IIASA researchers provide over one hundred central banks all over the world with scenarios that help them make the financial sector more resilient to climate change. The scenarios have recently been updated to reflect advances in climate policies and assess risks more comprehensively. This work was conducted by a scientific consortium to support the Network for Greening the Financial System (NGFS).

A changing climate brings about unprecedented environmental risks and pressure on the global economy. Recently, IIASA scientists helped to develop new long-term climate macro-financial scenarios for climate risks assessment, which will help assessing and strengthening the resilience of the financial sector.

“Central banks obligate commercial banks to use our scenarios for climate financial stress testing and to assess the stability of the financial system against climate transition risk and climate physical risk,” explains Bas van Ruijven, IIASA Sustainable Service Systems Research Group Leader, who was involved in this work. “These scenarios will help banks make the economy more resistant to climate stress and navigate the financial sector toward the green transition.”

The updated scenarios were recently published by the NGFS — a group of 127 central banks and supervisors, as well as 20 observers, who are committed to sharing best practices for the development of climate– and environment–related risk management in the financial sector.

Introduced as a novel tool in 2020, the NGFS scenarios have been consistently refined and updated over four annual iterations. The main development of the new fifth phase is an updated assessment of physical risk. It now incorporates a new damage function, which captures the effects of climate change on the economy much more comprehensively. The update emphasizes that a timely and coordinated transition will be significantly less costly, compared to the negative impacts of unabated climate change on GDP.

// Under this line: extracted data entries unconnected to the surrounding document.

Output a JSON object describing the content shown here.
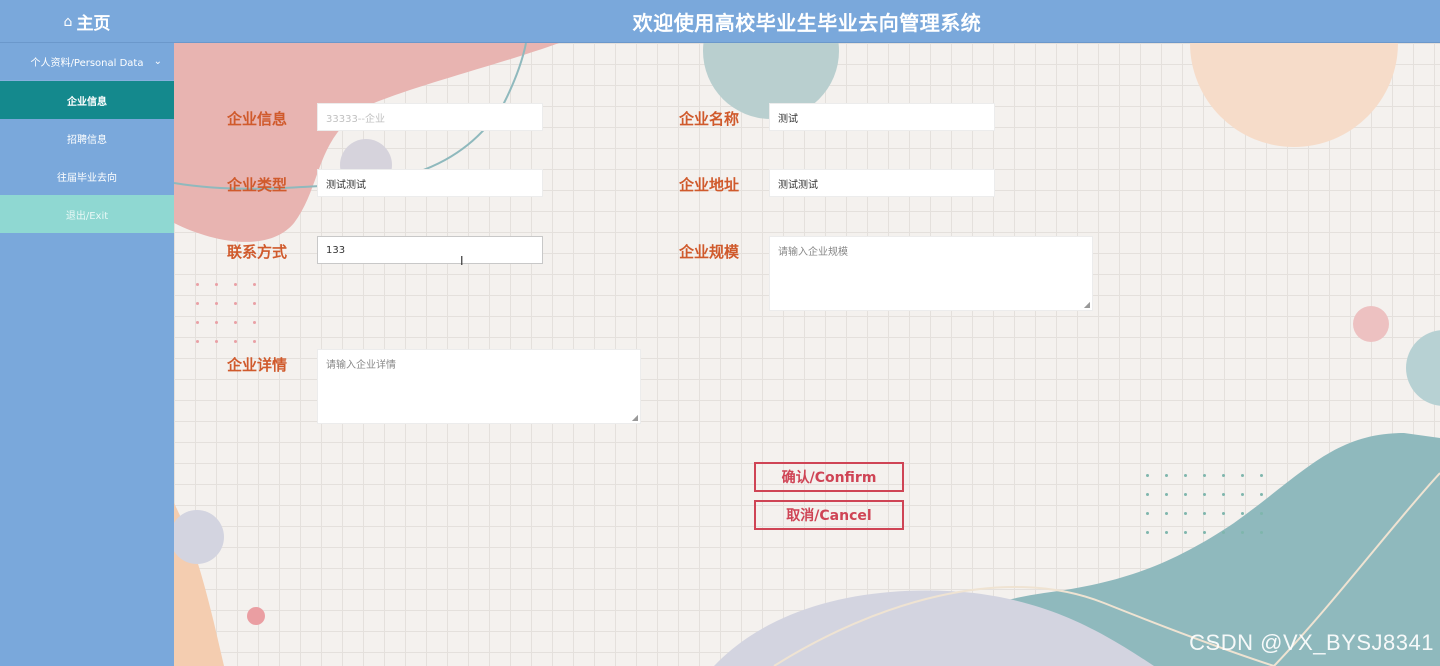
{
  "header": {
    "home_label": "主页",
    "home_icon": "home-icon",
    "title": "欢迎使用高校毕业生毕业去向管理系统"
  },
  "sidebar": {
    "group_label": "个人资料/Personal Data",
    "items": [
      {
        "label": "企业信息",
        "active": true
      },
      {
        "label": "招聘信息",
        "active": false
      },
      {
        "label": "往届毕业去向",
        "active": false
      },
      {
        "label": "退出/Exit",
        "active": false
      }
    ]
  },
  "form": {
    "company_account": {
      "label": "企业信息",
      "value": "33333--企业"
    },
    "company_name": {
      "label": "企业名称",
      "value": "测试"
    },
    "company_type": {
      "label": "企业类型",
      "value": "测试测试"
    },
    "company_address": {
      "label": "企业地址",
      "value": "测试测试"
    },
    "contact": {
      "label": "联系方式",
      "value": "133"
    },
    "company_scale": {
      "label": "企业规模",
      "placeholder": "请输入企业规模"
    },
    "company_details": {
      "label": "企业详情",
      "placeholder": "请输入企业详情"
    },
    "confirm_label": "确认/Confirm",
    "cancel_label": "取消/Cancel"
  },
  "watermark": "CSDN @VX_BYSJ8341",
  "colors": {
    "nav_bg": "#7aa8db",
    "active_item": "#14898d",
    "exit_item": "#8fd8d2",
    "label_orange": "#d05a2c",
    "button_red": "#cf4455"
  }
}
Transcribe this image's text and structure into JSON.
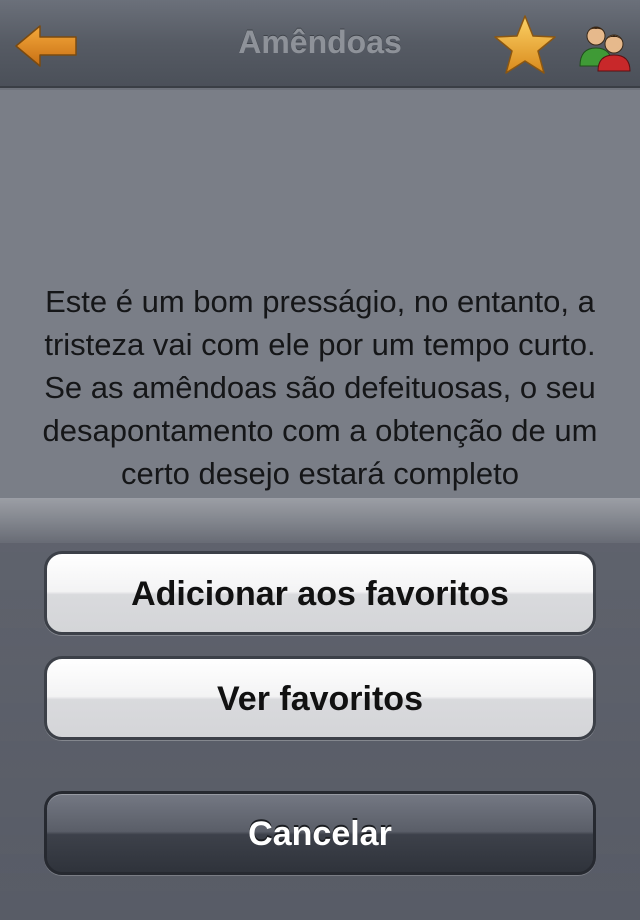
{
  "navbar": {
    "title": "Amêndoas",
    "back_icon": "back-arrow-icon",
    "favorite_icon": "star-icon",
    "share_icon": "users-icon"
  },
  "content": {
    "body_text": "Este é um bom presságio, no entanto, a tristeza vai com ele por um tempo curto. Se as amêndoas são defeituosas, o seu desapontamento com a obtenção de um certo desejo estará completo"
  },
  "action_sheet": {
    "add_favorites_label": "Adicionar aos favoritos",
    "view_favorites_label": "Ver favoritos",
    "cancel_label": "Cancelar"
  },
  "colors": {
    "accent_orange": "#e8962a",
    "navbar": "#5a5f68",
    "background": "#7a7e87"
  }
}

IIASA scientists made a major contribution to this project, providing inputs on the climate impacts side, data hosting for the mitigation scenarios, and country-level downscaling. In addition, the IIASA MESSAGEix-GLOBIOM model was used to provide fundamental updates to the scenarios, with major contributions from IIASA researchers Yiyi Ju, Fabio Sferra, Philip Hackstock, Carl Schleussner, and Bas van Ruijven.

“The latest NGFS long-term scenarios are an important guidepost for the financial sector in thinking about climate change,” highlights Livio Stracca, Chair of the NGFS workstream “Scenario and Design Analysis” and Deputy Director General Financial Stability at the European Central Bank. “This update clearly demonstrates that insufficiently ambitious climate policies worldwide make the transition even more challenging. The lack of policy ambition creates a vicious circle; increasing costs of mitigation policies complicate their implementation, resulting in further unabated emissions, climate damage and thus necessitate more ambitious future policies. Hence, this further increases economic losses stemming from a warming climate. The scenarios also show that climate change is becoming a first order factor for our economies.”

As part of this project, researchers worked in partnership with an academic consortium from the Potsdam Institute for Climate Impact Research (PIK), University of Maryland (UMD), Climate Analytics (CA), and the National Institute of Economic and Social Research (NIESR). This work was made possible by grants from Bloomberg Philanthropies and ClimateWorks Foundation.